One of the sad realities of life that every person learns as they grow older, is that nothing really ever stays the same. There is an undercurrent in life that is constantly changing things whether we want things to change or not. And when this ebb and flow afflicts a child in the form of their friend moving away, it can turn into an emotionally challenging time for a child of any age. This is especially true because for many young kids, a friend moving away suddenly, is the first realization of just how temporary things in life can be and just how little control we truly have over some of the things that mean the most to us.
Much of how you deal with helping a child cope when a friend moves away depends on the child’s age. For instance, if your child is young and is losing a best friend to a relocation, most experts recommend waiting until the time is near to discuss the move. Children under the age of seven, do not have a very good grasp on the concept of time and there is really no need in upsetting them months or weeks in advance. Plus, they will imagine the loss and feel the sadness longer than necessary. For older children, the news of a best friend or playmate moving away may come from the child that is moving himself rather than from the parents which can cause an unexpected upset on behalf of your child.
The following tips will help you help your child when a close friend moves away.
Remember that the loss your child will feel IS real, and you should be as compassionate as possible for as long as they need to grieve. Child experts say that children who are dealing with the loss of a friend in the form of moving can and will experience the same types of grief and anxiety that an older person may feel in the event of a death.
- Stay positive! Regardless of your child’s age, make sure that you make it clear that you will help them stay in touch with their friend. For younger children, it may be wise to show them on a map the distance of the move so that they can grasp the situation. Additionally remind your child that they will be able to talk, text, skype, email and connect online as often as possible. One of the great things about society today is that kids have umpteen ways to stay connected with people who are not physically present.
- Help your child stay interested in their other friends. When one friend moves, a child may be ultra focused on that one friend as they try to spend as much time with them as possible. This can make moving day even more difficult. Encourage your child to enlarge their social circle, and invite other kids over as well as the child that is moving in the interim period so they will realize that they will still have friends.

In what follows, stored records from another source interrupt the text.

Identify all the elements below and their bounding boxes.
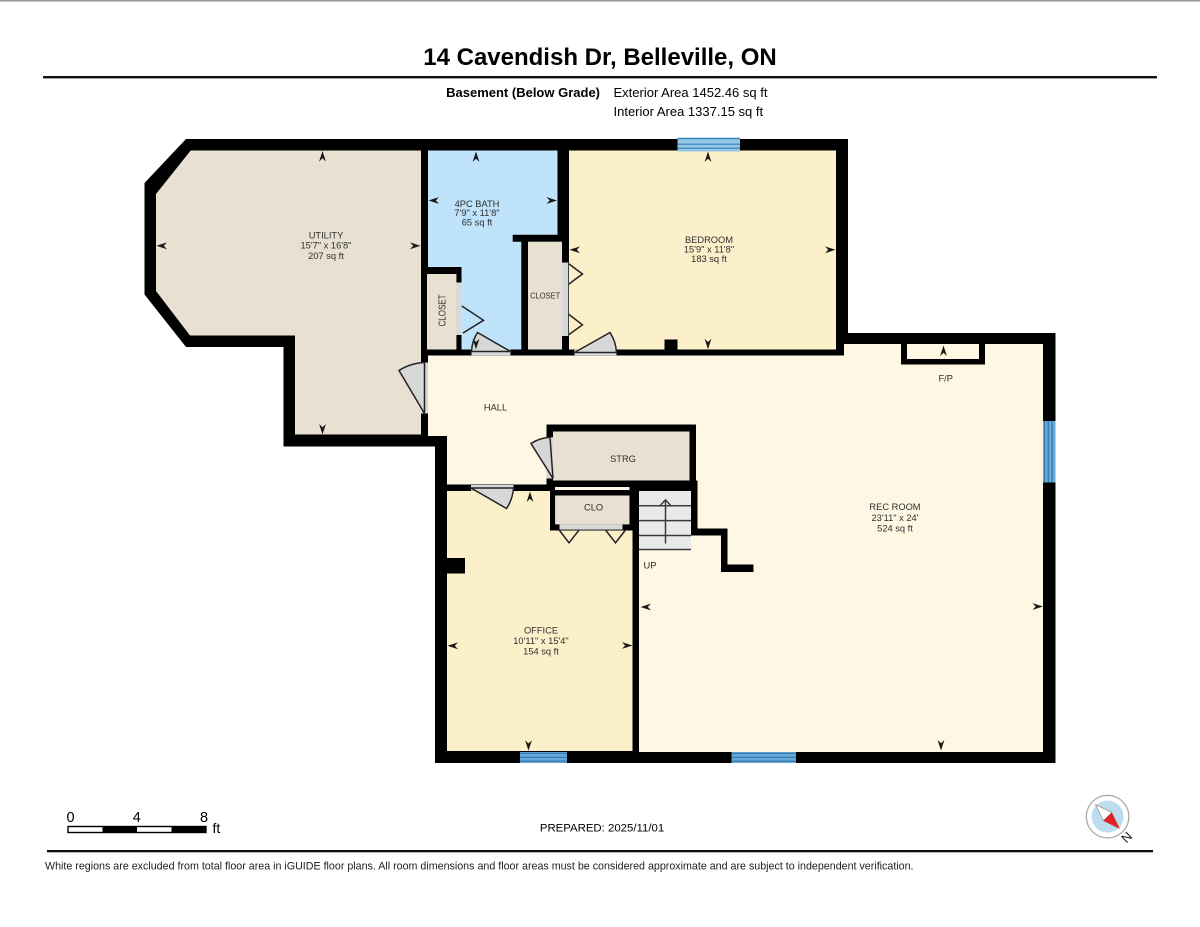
svg-text:CLO: CLO	[584, 503, 603, 513]
svg-text:STRG: STRG	[610, 454, 636, 464]
svg-text:14 Cavendish Dr, Belleville, O: 14 Cavendish Dr, Belleville, ON	[423, 44, 776, 71]
svg-text:White regions are excluded fro: White regions are excluded from total fl…	[45, 861, 914, 873]
svg-text:UTILITY: UTILITY	[309, 230, 344, 240]
svg-text:ft: ft	[213, 820, 221, 836]
svg-text:CLOSET: CLOSET	[437, 295, 448, 327]
svg-text:207 sq ft: 207 sq ft	[308, 251, 344, 261]
svg-text:PREPARED: 2025/11/01: PREPARED: 2025/11/01	[540, 823, 664, 835]
svg-text:10'11" x 15'4": 10'11" x 15'4"	[513, 636, 568, 646]
svg-text:BEDROOM: BEDROOM	[685, 235, 733, 245]
svg-text:0: 0	[66, 810, 74, 826]
svg-text:REC ROOM: REC ROOM	[869, 502, 920, 512]
svg-text:183 sq ft: 183 sq ft	[691, 254, 727, 264]
svg-text:65 sq ft: 65 sq ft	[462, 217, 493, 227]
svg-text:8: 8	[200, 810, 208, 826]
svg-text:15'7" x 16'8": 15'7" x 16'8"	[301, 241, 352, 251]
svg-text:23'11" x 24': 23'11" x 24'	[872, 513, 919, 523]
svg-text:Exterior Area 1452.46 sq ft: Exterior Area 1452.46 sq ft	[614, 85, 768, 100]
svg-text:Interior Area 1337.15 sq ft: Interior Area 1337.15 sq ft	[614, 104, 764, 119]
svg-text:15'9" x 11'8": 15'9" x 11'8"	[684, 244, 734, 254]
svg-text:154 sq ft: 154 sq ft	[523, 647, 559, 657]
svg-text:HALL: HALL	[484, 403, 507, 413]
svg-text:UP: UP	[644, 561, 657, 571]
svg-text:OFFICE: OFFICE	[524, 626, 558, 636]
svg-text:524 sq ft: 524 sq ft	[877, 524, 913, 534]
svg-text:Basement (Below Grade): Basement (Below Grade)	[446, 85, 600, 100]
svg-text:CLOSET: CLOSET	[530, 290, 561, 300]
svg-text:4: 4	[133, 810, 141, 826]
svg-text:F/P: F/P	[938, 373, 952, 383]
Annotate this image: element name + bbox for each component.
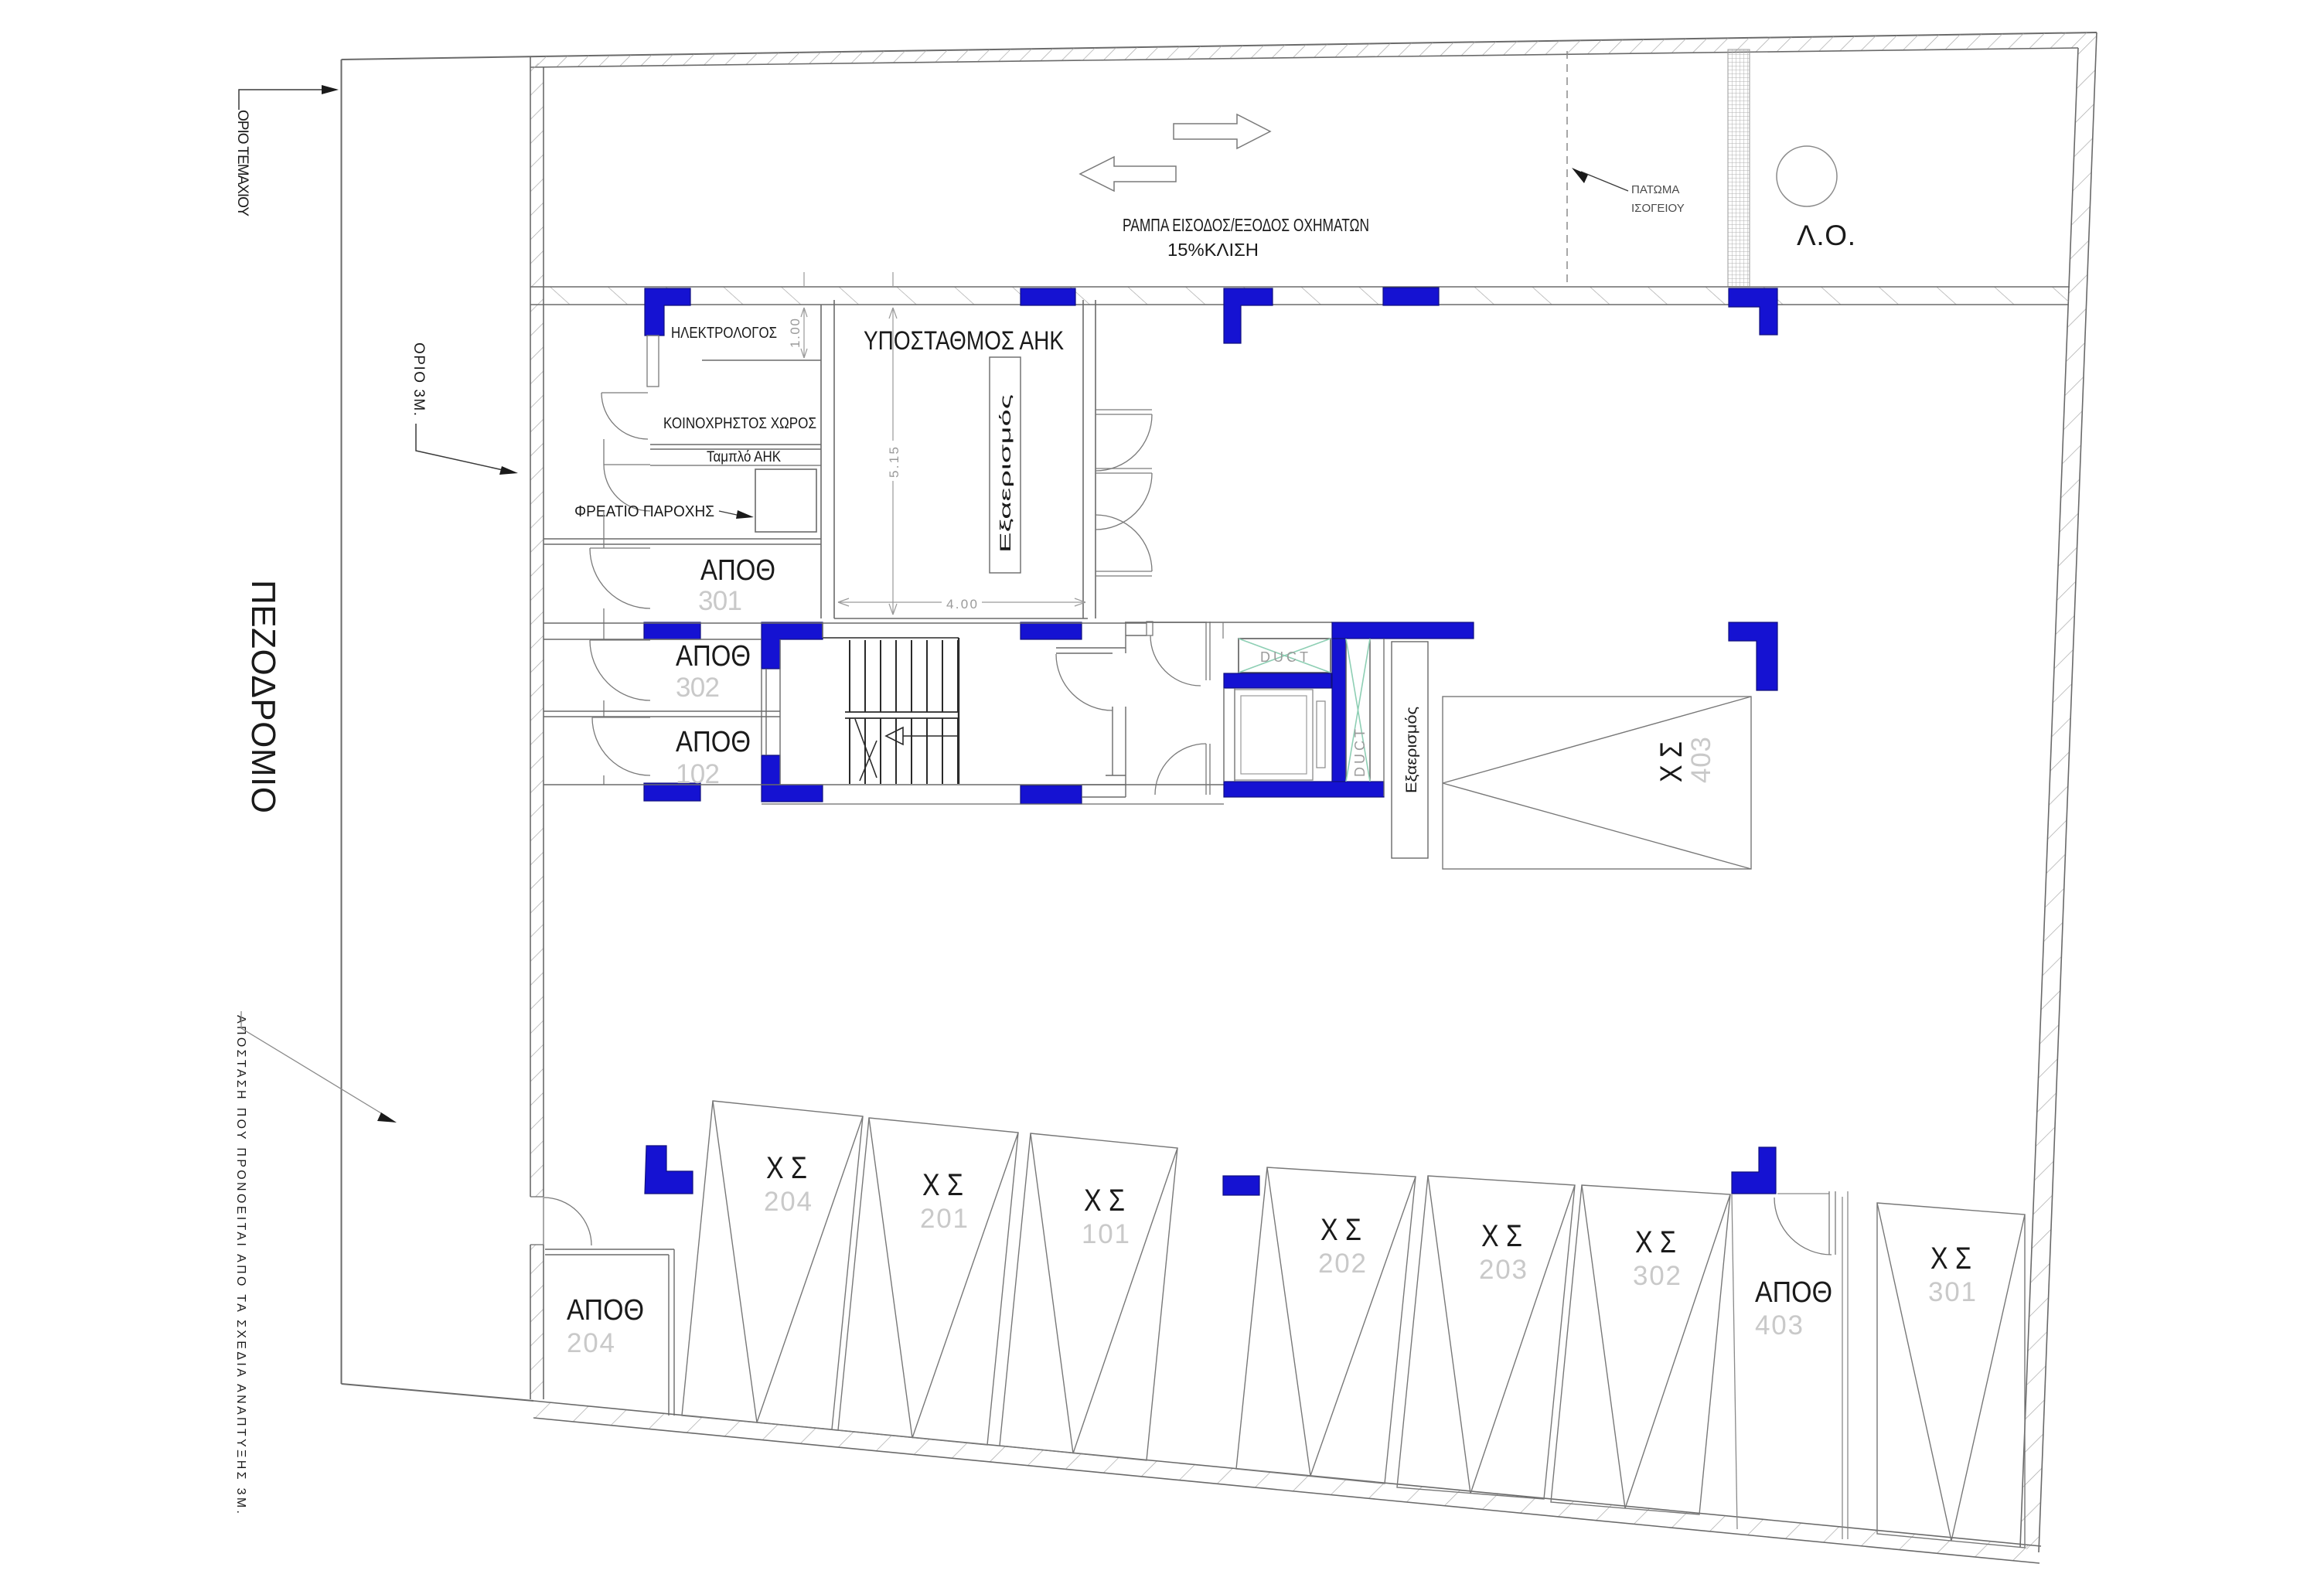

- Remind your child that the move will likely be more difficult for their friend, than for them. Try to give your child the role of being sympathetic toward their friend. Point out that it is the friend who will have to readjust to new surroundings, start a new school, make new friends etc.
- Talk with the friend’s parents about planning a visit if possible a few weeks after the move. This of course depends on the distance of separation and the age of the child. However, when kids realize that they will still get to see one another, and visit a new place in the process, it gives them something else to focus on rather than their own feelings of grief and loss. Sit down with the moving child’s parents to work out concrete arrangements if possible BEFORE the child moves away.
- Help your child create a friendship keepsake. This is something that the kids can do together, making a book or photo album for themselves and for their friend that is moving. This can become a treasured keepsake during times when your child is upset, and can be a wonderful reminder for the friend that has moved.
- Despite the numerous ways that people stay in touch, recommend that your child and his or her friend exchange a weekly diary. They can each have the diary for a week and write down everything that they have been doing, then email or mail it to their friend so he or she can do the same. This gives them something positive to keep busy during the week and helps them feel connected to their friend that has moved.
- Help your child feel connected after the move. While your child may suffer through times of extreme sadness, grief and loss you should do everything possible to keep them as socially active as possible. This can be a great time to sign them up for a sport or special interest program. Busy is the key. The more time they spend doing things with other children, the less time they will have to feel sorry for one another.
- Allow your child to feel the many different emotions, from anger to despair and from grief to sorrow, that are normal. Although there is nothing that you can do to change the circumstances, you CAN be there to support your child. Whatever you do, avoid minimizing the situation, which will make your child think that you don’t care.
- Make sure your child understands why their friend is moving. For many military families, moving is a natural and normal part of life. When your child realizes that the family is moving away because they have to, or because of a job they might be better equipped to handle the move as maturely as possible. This can help to diffuse some of the anger and resentment that they may feel about the move.
- Certainly, you have experienced a close friend or family member moving away in your own life. Draw some of your compassion from that experience, and share with them the ways that you have remained close and connected despite a geographical distance. This also shows your children that you really DO understand how they feel.